Kulturförderung, Zürcher Filmstiftung, Beitragsberechtigung und Betriebsbeiträge, Neufestsetzung 2024-2027

Rubrum

Auszug aus dem Protokoll des Regierungsrates des Kantons Zürich Sitzung vom 25. Januar 2023

90. Kulturförderung, Zürcher Filmstiftung (Beitragsberechtigung und Betriebsbeiträge; Neufestsetzung 2024–2027)

Erwägungen

1. Die Finanzierung der Kulturförderung speist sich aus zwei Quellen: den Staatsmitteln und den Kulturfondsmitteln (vgl. Postulat KR- Nr. 248/2015 betreffend Finanzielle Neuregelung der Kulturförderung, Vorlage 5530). Im Grundsatz sollen die Betriebsbeiträge an die grossen Kulturinstitutionen und die Kulturprogramme der Gemeinden aus Staatsmitteln (Leistungsgruppe Nr. 2234), die übrigen Betriebsbeiträge sowie Projektbeiträge und Investitionsvorhaben hingegen aus Kulturfondsmitteln finanziert werden (Leistungsgruppe Nr. 2934). Vollständig umsetzen lässt sich dieses Zweisäulenmodell aber erst nach einer Aufstockung der budgetierten Staatsmittel nach 2024. In der Periode 2024 bis 2027 können darum noch nicht alle Betriebsbeiträge an die grossen Kulturinstitutionen aus Staatsmitteln finanziert werden (Konsolidierter Entwicklungs- und Finanzplan [KEF] 2023–2026). Für die Übergangsphase 2022 und 2023 bleiben die Betriebsbeiträge der meisten Kulturinstitutionen unverändert. Für die Periode 2024 bis 2027 erfolgt eine Neufestsetzung. Die Fachstelle Kultur hat in Zusammenarbeit mit den für den Fachbereich spezialisierten Mitgliedern der kantonalen Kulturförderungskommission und einzelnen externen Expertinnen und Experten eine breite Auslegeordnung vorgenommen und die Tätigkeiten der Kulturinstitutionen vertieft geprüft und neu beurteilt.

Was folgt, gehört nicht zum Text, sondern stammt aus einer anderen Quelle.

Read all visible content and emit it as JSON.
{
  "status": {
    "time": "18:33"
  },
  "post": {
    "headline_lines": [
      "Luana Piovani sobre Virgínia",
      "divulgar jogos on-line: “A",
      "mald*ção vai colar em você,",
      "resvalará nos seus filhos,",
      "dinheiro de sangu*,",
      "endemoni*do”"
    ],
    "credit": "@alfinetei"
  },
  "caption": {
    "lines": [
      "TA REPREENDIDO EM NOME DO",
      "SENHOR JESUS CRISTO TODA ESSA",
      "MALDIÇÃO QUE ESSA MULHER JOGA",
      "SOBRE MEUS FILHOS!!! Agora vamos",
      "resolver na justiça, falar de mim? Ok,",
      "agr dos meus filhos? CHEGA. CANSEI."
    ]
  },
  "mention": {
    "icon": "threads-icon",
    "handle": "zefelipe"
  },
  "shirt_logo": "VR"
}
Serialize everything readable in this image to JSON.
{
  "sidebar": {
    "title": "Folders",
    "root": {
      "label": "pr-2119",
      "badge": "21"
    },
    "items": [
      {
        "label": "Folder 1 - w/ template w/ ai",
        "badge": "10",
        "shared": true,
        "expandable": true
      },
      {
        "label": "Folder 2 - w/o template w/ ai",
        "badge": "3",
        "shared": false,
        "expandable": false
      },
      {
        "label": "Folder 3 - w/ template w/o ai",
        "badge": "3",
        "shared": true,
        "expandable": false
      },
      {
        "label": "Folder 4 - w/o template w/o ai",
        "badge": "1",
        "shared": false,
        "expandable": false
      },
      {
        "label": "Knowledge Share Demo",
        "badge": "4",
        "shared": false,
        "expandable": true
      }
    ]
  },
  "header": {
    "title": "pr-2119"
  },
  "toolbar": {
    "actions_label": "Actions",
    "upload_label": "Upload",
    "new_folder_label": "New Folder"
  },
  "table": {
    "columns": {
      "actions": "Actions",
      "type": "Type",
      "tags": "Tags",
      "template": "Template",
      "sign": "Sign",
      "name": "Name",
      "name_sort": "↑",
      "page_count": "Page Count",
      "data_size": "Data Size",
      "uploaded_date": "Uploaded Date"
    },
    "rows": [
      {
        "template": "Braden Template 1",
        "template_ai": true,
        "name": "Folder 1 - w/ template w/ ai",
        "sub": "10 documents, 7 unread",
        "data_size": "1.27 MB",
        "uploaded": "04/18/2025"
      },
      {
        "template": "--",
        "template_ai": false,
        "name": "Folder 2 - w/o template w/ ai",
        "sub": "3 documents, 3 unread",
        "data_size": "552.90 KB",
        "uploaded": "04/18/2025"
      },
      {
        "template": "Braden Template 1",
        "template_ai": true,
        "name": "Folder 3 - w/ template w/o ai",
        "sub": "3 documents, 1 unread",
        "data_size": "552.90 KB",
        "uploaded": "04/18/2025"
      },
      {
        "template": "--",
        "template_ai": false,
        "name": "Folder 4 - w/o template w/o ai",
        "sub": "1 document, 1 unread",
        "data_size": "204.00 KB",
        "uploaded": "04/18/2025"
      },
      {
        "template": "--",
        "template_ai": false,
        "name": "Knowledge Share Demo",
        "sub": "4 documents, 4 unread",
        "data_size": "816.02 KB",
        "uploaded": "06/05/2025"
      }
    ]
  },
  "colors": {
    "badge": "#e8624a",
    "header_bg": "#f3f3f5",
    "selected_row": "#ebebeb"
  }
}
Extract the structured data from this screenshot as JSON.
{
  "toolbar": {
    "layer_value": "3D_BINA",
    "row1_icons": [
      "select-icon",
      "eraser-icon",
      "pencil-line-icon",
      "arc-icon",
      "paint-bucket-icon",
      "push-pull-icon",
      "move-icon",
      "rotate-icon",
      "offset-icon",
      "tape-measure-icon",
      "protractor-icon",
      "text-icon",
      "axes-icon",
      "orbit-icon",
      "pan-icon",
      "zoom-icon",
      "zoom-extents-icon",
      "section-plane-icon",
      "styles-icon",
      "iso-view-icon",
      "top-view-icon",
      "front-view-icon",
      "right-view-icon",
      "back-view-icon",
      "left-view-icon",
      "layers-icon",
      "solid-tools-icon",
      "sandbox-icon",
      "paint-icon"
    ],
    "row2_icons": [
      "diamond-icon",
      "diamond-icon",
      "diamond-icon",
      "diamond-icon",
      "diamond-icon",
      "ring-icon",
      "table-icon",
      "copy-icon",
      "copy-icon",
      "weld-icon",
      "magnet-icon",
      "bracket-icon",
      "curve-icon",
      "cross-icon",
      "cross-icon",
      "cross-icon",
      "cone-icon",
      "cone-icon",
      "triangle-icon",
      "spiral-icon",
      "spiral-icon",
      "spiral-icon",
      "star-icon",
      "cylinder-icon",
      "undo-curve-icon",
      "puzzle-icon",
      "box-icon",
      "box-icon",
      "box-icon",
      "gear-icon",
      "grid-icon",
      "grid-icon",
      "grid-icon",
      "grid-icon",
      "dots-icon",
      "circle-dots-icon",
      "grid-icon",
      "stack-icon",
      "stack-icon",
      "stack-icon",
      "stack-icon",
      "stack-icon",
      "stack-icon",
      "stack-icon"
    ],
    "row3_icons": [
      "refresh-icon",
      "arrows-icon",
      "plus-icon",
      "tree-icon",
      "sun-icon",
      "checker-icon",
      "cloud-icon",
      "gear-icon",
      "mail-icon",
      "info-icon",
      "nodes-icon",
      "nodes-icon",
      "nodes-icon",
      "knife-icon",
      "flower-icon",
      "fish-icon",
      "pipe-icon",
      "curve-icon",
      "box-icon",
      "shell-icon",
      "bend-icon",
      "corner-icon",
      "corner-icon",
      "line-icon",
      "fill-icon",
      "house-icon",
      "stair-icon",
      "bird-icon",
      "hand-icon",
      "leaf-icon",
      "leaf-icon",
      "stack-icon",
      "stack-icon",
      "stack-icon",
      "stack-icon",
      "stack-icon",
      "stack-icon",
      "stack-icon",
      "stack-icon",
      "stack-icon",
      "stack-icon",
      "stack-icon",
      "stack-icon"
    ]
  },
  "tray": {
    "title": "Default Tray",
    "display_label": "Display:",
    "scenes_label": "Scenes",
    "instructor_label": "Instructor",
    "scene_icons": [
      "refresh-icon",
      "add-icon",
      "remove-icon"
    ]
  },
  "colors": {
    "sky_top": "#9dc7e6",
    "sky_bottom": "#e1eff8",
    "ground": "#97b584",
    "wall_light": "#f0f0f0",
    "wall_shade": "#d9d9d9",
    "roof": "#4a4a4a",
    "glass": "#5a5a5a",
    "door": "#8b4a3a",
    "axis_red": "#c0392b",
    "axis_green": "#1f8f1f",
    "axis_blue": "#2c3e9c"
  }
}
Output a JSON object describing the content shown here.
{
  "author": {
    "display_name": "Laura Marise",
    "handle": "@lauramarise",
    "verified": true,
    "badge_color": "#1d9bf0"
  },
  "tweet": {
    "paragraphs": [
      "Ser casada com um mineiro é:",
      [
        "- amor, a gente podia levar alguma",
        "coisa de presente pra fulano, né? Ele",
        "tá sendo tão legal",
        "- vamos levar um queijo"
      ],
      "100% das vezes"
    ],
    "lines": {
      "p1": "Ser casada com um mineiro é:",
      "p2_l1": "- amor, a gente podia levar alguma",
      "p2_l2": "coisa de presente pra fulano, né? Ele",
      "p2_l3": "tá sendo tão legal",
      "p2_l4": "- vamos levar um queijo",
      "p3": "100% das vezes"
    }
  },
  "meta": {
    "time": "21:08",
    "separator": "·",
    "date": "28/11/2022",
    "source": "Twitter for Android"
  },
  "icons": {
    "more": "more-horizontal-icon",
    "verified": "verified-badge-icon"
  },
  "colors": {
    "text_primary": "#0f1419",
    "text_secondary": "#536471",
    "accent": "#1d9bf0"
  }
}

Dabei hat sie einerseits die kulturpolitische Bedeutung der Kulturinstitutionen und den Ausbau des Angebots seit der letzten Erhöhung des kantonalen Beitrags berücksichtigt. Anderseits hat sie ähnliche Kulturinstitutionen miteinander verglichen. Ein besonderes Gewicht hat die Fachstelle auf die Umsetzung der vom Regierungsrat festgelegten Schwerpunkte Teilhabe (Diversität und Vermittlung) und Kreation (faire Gagen an externe Kulturschaffende) gelegt (RRB Nr. 165/2015). Die aus Staatsmitteln finanzierten Betriebsbeiträge an Kulturinstitutionen richten sich nach § 2 des Kulturförderungsgesetzes (KFG, LS 440.1), wonach der Kanton an öffentliche und private Organisationen des kulturellen Lebens Subventionen bis zur Hälfte der anrechenbaren Defizite gewähren kann. Diese Subventionen gelten als gebundene Ausgaben (§ 3 Abs. 2 lit. a Staatsbeitragsgesetz [LS 132.2]).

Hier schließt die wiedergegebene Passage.